Weil, bei aller Verteufelung von prinzipiell mit Gewalt und Herrschaft verbundener (männlicher) Sexualität, einvernehmliche Sexualität ja ausnahmsweise erlaubt sein muss, wurde postuliert, dass es keine einvernehmliche Sexualität mit Kindern geben kann.

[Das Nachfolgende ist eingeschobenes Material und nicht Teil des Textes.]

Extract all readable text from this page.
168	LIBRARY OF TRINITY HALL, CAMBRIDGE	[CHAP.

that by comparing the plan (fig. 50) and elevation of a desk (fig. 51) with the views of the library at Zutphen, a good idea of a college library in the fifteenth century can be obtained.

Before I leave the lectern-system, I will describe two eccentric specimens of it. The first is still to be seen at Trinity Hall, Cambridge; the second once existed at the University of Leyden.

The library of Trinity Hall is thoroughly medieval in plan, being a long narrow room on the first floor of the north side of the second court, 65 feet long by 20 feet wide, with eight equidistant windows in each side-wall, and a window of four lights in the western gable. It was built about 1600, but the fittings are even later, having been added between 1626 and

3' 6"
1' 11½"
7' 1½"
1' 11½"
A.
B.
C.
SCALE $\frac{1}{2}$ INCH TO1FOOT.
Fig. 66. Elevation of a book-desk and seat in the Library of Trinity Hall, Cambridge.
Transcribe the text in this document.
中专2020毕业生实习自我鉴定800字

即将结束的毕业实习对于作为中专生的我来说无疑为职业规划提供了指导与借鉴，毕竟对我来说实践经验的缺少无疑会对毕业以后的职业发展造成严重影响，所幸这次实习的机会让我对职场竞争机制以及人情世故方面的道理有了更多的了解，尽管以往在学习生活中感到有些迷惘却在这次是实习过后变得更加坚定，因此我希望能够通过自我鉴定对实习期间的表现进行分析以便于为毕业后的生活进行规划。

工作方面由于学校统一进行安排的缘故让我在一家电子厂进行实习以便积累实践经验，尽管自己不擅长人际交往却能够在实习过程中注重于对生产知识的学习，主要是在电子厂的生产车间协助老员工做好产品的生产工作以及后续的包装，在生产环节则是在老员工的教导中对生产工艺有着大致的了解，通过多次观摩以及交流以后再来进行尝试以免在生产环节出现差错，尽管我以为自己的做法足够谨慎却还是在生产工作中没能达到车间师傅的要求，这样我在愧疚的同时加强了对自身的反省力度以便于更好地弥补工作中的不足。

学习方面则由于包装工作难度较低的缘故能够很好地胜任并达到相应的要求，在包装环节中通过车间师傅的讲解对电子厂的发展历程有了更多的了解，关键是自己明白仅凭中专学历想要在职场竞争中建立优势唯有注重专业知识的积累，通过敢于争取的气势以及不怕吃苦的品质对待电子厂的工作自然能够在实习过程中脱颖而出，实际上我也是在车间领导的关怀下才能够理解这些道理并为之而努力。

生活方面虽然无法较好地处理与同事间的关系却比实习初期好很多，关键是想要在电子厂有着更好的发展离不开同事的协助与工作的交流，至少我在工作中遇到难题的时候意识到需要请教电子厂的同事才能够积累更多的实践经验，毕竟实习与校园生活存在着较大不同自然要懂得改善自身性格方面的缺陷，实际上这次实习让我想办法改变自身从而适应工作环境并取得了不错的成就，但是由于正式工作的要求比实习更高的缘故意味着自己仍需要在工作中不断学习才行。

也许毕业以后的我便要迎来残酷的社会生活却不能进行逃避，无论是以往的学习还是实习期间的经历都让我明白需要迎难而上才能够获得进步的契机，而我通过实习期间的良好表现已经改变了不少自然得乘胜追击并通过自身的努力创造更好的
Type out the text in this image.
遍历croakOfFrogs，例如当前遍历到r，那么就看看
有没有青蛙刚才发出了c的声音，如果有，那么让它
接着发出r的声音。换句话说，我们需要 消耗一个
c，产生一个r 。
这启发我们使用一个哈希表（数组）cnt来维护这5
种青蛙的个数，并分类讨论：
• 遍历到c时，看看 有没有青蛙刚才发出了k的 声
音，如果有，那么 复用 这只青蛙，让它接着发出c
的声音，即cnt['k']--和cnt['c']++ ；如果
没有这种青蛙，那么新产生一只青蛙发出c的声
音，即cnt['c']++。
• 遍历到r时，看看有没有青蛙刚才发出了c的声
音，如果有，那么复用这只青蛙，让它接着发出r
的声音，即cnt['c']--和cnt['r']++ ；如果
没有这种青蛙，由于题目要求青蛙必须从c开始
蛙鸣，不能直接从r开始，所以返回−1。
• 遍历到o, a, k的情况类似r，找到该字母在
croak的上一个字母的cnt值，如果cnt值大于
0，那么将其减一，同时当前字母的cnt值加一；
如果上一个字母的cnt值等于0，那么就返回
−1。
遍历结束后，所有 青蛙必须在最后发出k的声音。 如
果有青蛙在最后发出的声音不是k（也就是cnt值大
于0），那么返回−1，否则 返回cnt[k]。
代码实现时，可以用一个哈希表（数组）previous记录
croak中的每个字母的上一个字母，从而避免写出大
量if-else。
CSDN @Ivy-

Einer der Mitstreiter von Alice Schwarzer war der Soziologe und Sexualwissenschaftler Günter Amendt, der 1980 für die Zeitschrift konkret einen längeren Beitrag zur Pädophilie-Diskussion beisteuerte.

(…) Es geht hier um eine politische Diskussion, die geradezu verblüffend unpolitisch geführt wird. Verblüffend, weit man bei flüchtigem Hinhören von der politischen Begrifflichkeit und der politischen Tradition dieser Begriffe beeindruckt und vielleicht sogar beruhigt sein mag: »Emanzipation«. »Befreiung von« und »Recht auf« – das scheinen nicht nur Worte sondern Sprachinhaltezu sein, für die einzutreten viele bereit sind. Mehr jedenfalls, als den Vertretern der herrschenden Moral lieb sein könnte. Doch Assoziationen, die sich einstellen, lassen sich kaum noch auf einen politischen Nenner bringen und schon gar nicht in eine Tradition einordnen, die das Thema Sexualität einmal politisch wieder aufgenommen hat, und dabei von Anfang an Herrschaft, die Sexualität unter den gegebenen Umständen innewohnt, einbezog als untrennbar zum Thema gehörig.

Begriffe wie Herrschaft, Ungleichheit, Ausbeutung und Unterdrückung tauchen in der aktuellen Diskussion kaum auf. Das bedrückt und beschäftigt mich. Das hat Alice Schwarzer beschäftigt und bedrückt, als wir uns zu einem Gespräch über die Pädophilie-Diskussion trafen (das inzwischen in »Emma« veröffentlicht wurde). Einige meiner Überlegungen beruhen auf diesem Gespräch.

(…)

Gerade weil ich aus prinzipiellen Gründen genital-sexuelle Beziehungen zwischen Erwachsenen und Kindern als Herrschaftsverhältnis ablehne, habe ich Schwierigkeiten, Erfahrungen einzuordnen, die für das Gegenteil einer Herrschaftsbeziehung zu stehen scheinen. Ich weiß von pädophilen Erwachsenen, die in einer Weise das Macht-Ohnmachtgefälle zwischen Kind und Erwachsenem reflektieren, wie ich es von den meisten hetero- oder homosexuellen Erwachsenen-Beziehungen nicht kenne. Und gemessen an den sozialen Chancen vieler Jungen in solchen Verhältnissen, läßt sich nicht bestreiten, daß ihre Beziehung zu diesen erwachsenen Männern als sie fördern und stützend zu bezeichnen ist.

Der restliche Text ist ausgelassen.